47. The method of any one of the preceding claims, wherein the vaccine is pneumococcal polysaccharide vaccine (e.g., PCV13 or PPSV23).

48. The method of any one of the preceding claims, wherein the vaccine is for a bacterial infection.

49. The method of any one of the preceding claims, further comprising administering the non-human animal having a humanized immune system with the antigen prior to administration of the circular polyribonucleotide.

50. The method of any one of the preceding claims, further comprising administering the antigen to the non-human animal having a humanized immune system at least 1, 2, 3, 4, 5, 6, or 7 days prior to administering the circular polyribonucleotide.

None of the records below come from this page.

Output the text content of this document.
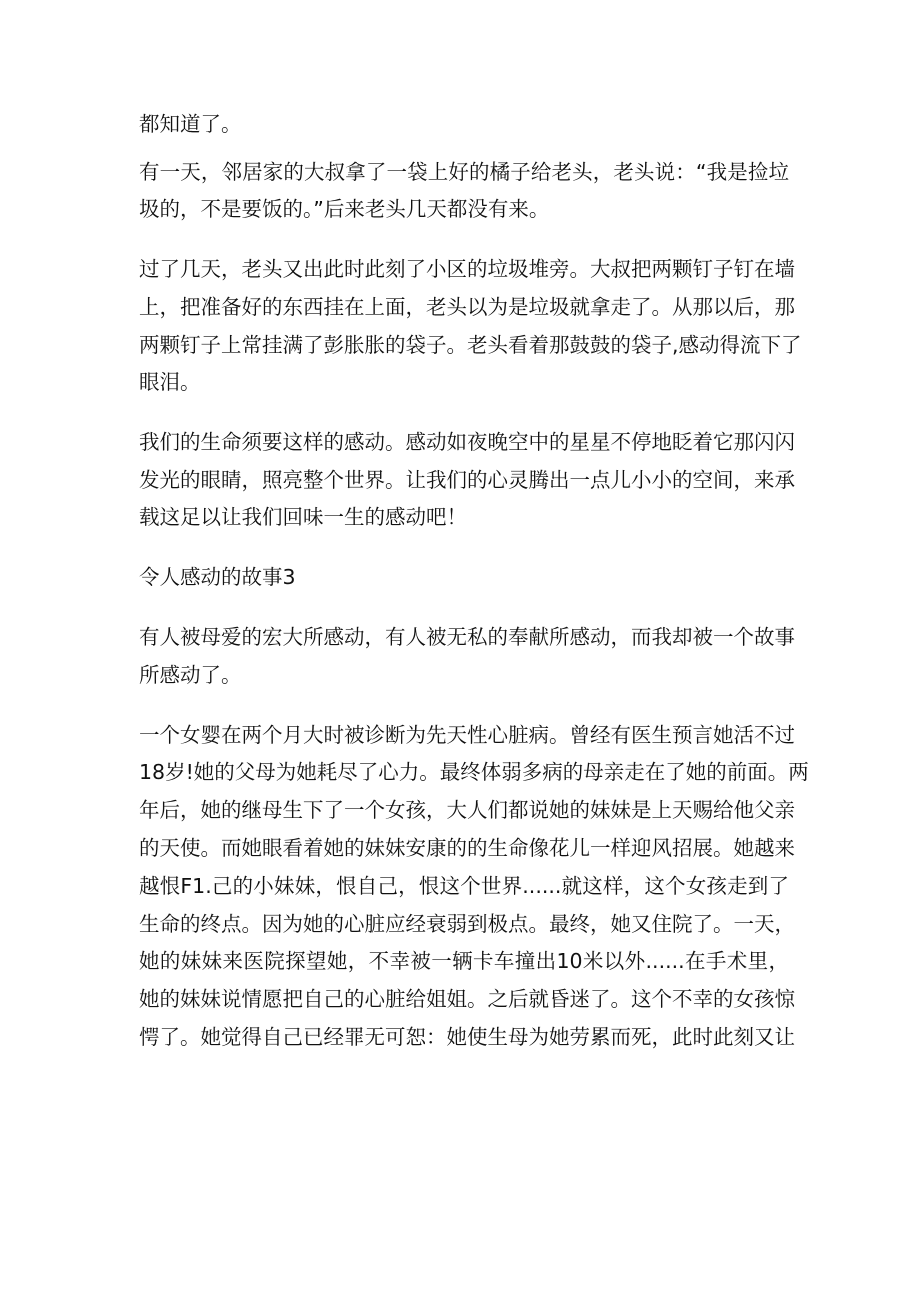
都知道了。
有一天，邻居家的大叔拿了一袋上好的橘子给老头，老头说：“我是捡垃
圾的，不是要饭的。”后来老头几天都没有来。
过了几天，老头又出此时此刻了小区的垃圾堆旁。大叔把两颗钉子钉在墙
上，把准备好的东西挂在上面，老头以为是垃圾就拿走了。从那以后，那
两颗钉子上常挂满了彭胀胀的袋子。老头看着那鼓鼓的袋子,感动得流下了
眼泪。
我们的生命须要这样的感动。感动如夜晚空中的星星不停地眨着它那闪闪
发光的眼睛，照亮整个世界。让我们的心灵腾出一点儿小小的空间，来承
载这足以让我们回味一生的感动吧！
令人感动的故事3
有人被母爱的宏大所感动，有人被无私的奉献所感动，而我却被一个故事
所感动了。
一个女婴在两个月大时被诊断为先天性心脏病。曾经有医生预言她活不过
18岁!她的父母为她耗尽了心力。最终体弱多病的母亲走在了她的前面。两
年后，她的继母生下了一个女孩，大人们都说她的妹妹是上天赐给他父亲
的天使。而她眼看着她的妹妹安康的的生命像花儿一样迎风招展。她越来
越恨F1.己的小妹妹，恨自己，恨这个世界......就这样，这个女孩走到了
生命的终点。因为她的心脏应经衰弱到极点。最终，她又住院了。一天，
她的妹妹来医院探望她，不幸被一辆卡车撞出10米以外......在手术里，
她的妹妹说情愿把自己的心脏给姐姐。之后就昏迷了。这个不幸的女孩惊
愕了。她觉得自己已经罪无可恕：她使生母为她劳累而死，此时此刻又让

51. A method of producing a human polyclonal antibody preparation against a target, comprising:

a) administering to a non-human animal capable of producing human antibodies an immunogenic composition comprising a circular that comprises a sequence encoding an antigen of the target,

b) collecting blood or plasma from the non-human animal capable of producing human antibodies,

c) purifying antibodies against the antigen from the blood or plasma, and

d) formulating the antibodies as a therapeutic or pharmaceutical preparation for human use.

52. The method of claim 51, wherein the target a microorganism, a cancer, or a toxin.